人間関係はかなり重いですけど、見応え充分な作品ですので
機会がありましたらチャレンジしてみてくださいね☆
by non_0101 (2009-10-21 23:02) 

non_0101

月夜さんへ
こんばんは。niceをありがとうございました!
by non_0101 (2009-10-21 23:06) 

KLY

私はむしろあの父親に共感しました。
革命の最中に副王家の末裔たるウゼダ家を守るのは、当時の家長
としては何にましても最優先事項だと思うんですよね。
そのへん『ブーリン家の姉妹』の当主にも似た感じがしました。
逆にコンサルヴォはなんという情けない奴なんだと。
誇るべき何物をも身に着けていない子供は親に反抗するのは10年
早いというのが私の持論なもんですから、簡単に言えばすねかじり
の分際で文句たれるなら出て行けっておもっちゃったりして。

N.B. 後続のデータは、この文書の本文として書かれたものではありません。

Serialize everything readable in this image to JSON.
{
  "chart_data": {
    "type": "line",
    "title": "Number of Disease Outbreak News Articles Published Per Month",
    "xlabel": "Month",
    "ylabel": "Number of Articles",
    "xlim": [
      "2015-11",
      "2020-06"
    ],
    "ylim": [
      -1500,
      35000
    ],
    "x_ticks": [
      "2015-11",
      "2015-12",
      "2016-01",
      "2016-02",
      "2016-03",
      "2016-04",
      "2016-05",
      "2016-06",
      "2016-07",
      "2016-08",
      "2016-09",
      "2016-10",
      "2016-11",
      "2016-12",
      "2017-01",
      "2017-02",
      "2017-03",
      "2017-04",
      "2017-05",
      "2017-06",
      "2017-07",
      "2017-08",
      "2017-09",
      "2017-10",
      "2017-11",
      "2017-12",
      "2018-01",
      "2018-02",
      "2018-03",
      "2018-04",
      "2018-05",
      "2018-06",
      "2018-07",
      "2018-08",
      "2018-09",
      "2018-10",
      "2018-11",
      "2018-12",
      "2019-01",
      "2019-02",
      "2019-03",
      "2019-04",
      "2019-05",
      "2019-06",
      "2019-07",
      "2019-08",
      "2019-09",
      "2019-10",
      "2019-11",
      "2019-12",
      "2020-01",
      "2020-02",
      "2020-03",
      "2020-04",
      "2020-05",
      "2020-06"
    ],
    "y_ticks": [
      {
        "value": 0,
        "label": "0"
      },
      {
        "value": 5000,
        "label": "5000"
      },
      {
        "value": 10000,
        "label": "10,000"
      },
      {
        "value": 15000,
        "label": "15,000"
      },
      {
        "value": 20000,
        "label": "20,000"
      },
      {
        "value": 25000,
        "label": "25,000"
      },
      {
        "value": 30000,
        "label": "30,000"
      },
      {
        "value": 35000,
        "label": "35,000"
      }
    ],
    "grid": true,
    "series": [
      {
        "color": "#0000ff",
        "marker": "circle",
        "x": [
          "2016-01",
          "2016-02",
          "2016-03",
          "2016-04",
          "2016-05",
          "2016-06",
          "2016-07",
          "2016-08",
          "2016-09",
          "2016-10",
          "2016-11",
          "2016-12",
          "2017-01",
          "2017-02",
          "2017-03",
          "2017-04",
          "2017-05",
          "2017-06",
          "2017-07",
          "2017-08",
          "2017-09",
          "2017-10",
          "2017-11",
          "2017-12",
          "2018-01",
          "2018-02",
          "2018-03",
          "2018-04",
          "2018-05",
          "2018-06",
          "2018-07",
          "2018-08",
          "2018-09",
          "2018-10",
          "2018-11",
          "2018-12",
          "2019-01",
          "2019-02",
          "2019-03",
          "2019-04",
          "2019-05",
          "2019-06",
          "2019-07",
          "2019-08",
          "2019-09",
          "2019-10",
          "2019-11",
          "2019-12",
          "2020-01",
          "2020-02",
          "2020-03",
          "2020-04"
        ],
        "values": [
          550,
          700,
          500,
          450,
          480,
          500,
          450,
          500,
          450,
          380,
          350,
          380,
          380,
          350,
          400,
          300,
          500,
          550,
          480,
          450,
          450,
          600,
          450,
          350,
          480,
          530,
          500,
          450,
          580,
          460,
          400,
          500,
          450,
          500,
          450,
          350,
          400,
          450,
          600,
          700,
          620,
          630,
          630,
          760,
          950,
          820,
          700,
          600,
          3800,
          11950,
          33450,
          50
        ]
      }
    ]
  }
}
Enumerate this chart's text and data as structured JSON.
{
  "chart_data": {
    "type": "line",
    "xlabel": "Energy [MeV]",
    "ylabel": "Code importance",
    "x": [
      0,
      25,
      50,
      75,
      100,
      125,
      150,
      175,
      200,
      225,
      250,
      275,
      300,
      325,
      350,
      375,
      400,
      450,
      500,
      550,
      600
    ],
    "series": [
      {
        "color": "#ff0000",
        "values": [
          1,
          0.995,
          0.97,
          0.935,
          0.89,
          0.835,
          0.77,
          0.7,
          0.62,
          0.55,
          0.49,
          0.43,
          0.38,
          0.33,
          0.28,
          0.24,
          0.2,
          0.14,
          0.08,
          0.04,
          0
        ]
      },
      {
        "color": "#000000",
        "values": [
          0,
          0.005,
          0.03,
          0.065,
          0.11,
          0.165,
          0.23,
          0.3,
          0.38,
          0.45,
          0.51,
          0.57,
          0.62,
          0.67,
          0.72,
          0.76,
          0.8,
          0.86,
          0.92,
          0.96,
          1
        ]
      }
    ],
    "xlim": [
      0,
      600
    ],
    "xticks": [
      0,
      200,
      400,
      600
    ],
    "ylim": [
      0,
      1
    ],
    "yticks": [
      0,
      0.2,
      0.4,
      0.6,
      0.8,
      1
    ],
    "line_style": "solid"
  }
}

(笑)

by KLY (2009-11-19 23:14) 

non_0101

KLYさんへ
こんばんは。コメント&TBをありがとうございました!
なるほど、父親ですか~!名家を守る責任を全うするパワーは凄かったですね。
私はこの家自体が持つ呪いのような呪縛が怖かったです。
まるで洗脳されたように妹が結婚を決めてしまうところなど
怖いなあと思いながら観ていました。